Norton's nomination stoked deeper regret from an official with the Sierra Club, the nation's largest environmental group, who called her unqualified to act as the steward for public lands and natural resources.

"We're disappointed in this choice," said Bruce Hamilton, national conservation director for the Sierra Club.

While noting that Norton's role as attorney general left little in the way of an environmental record to judge, Hamilton said her work in government and private legal practice showed her to be on the side of anti-environmental thinking.

"We see someone here who is retrograde ... time and again she has sided with the polluters, the loggers, the miners," Hamilton said.

A former Libertarian, Norton, 46, began her career as a lawyer with the Mountain States Legal Foundation, a conservative law firm headed by Watt.

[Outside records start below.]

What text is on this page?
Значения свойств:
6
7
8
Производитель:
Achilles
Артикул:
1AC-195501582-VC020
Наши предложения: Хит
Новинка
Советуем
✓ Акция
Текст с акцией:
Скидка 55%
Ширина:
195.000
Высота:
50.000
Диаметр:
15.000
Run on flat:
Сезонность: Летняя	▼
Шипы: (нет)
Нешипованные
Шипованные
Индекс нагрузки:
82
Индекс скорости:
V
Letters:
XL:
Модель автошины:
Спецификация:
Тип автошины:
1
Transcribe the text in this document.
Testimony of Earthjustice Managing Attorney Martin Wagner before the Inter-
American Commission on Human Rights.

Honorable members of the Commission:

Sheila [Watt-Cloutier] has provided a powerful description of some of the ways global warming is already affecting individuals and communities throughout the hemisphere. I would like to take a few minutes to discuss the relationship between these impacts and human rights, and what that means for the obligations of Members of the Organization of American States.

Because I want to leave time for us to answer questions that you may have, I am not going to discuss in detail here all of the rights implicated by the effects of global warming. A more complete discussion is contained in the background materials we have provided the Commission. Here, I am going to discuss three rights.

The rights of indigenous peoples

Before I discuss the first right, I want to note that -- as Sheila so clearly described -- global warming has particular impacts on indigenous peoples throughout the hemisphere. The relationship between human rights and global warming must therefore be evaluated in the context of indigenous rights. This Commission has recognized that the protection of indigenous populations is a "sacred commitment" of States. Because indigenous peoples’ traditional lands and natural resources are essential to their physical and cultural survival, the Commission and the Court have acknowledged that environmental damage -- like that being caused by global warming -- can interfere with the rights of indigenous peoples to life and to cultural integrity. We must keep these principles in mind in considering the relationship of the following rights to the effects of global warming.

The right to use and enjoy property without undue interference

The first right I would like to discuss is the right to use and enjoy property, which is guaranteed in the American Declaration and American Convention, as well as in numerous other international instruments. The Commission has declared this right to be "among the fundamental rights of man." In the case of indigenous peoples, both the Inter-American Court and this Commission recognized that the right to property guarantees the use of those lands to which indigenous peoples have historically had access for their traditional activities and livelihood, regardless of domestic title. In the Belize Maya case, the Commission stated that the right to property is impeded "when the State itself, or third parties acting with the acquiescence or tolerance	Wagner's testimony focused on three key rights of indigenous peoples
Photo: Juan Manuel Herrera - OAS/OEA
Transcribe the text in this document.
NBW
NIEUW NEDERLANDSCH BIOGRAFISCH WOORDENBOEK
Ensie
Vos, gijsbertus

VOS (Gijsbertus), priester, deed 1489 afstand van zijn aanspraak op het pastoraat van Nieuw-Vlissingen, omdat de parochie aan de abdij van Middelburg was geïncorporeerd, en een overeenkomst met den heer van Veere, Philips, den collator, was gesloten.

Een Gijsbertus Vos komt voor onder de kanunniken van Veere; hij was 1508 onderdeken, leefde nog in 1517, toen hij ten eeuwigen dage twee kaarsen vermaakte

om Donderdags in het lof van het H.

Norton followed Watt to Washington and served as assistant to the deputy secretary of agriculture in the Reagan administration from 1984 to 1985, then as associate solicitor for wildlife and conservation for the Department of the Interior from 1985 to 1987.

Watt was reviled by environmental groups for favoring the opening of public lands for exploration.

Watt's successor as interior secretary, Donald Hodel, lauded Norton's appointment. "Once I heard her name, I couldn't think of anyone else who would be a better selection," Hodel said by telephone from his home in Silverthorne, Colorado.

Norton was elected in 1990 as Colorado's first female attorney general before term limits forced her from office after her second term ended in 1998. If her appointment is approved by the Senate, Norton would become the first woman to serve in that Cabinet post.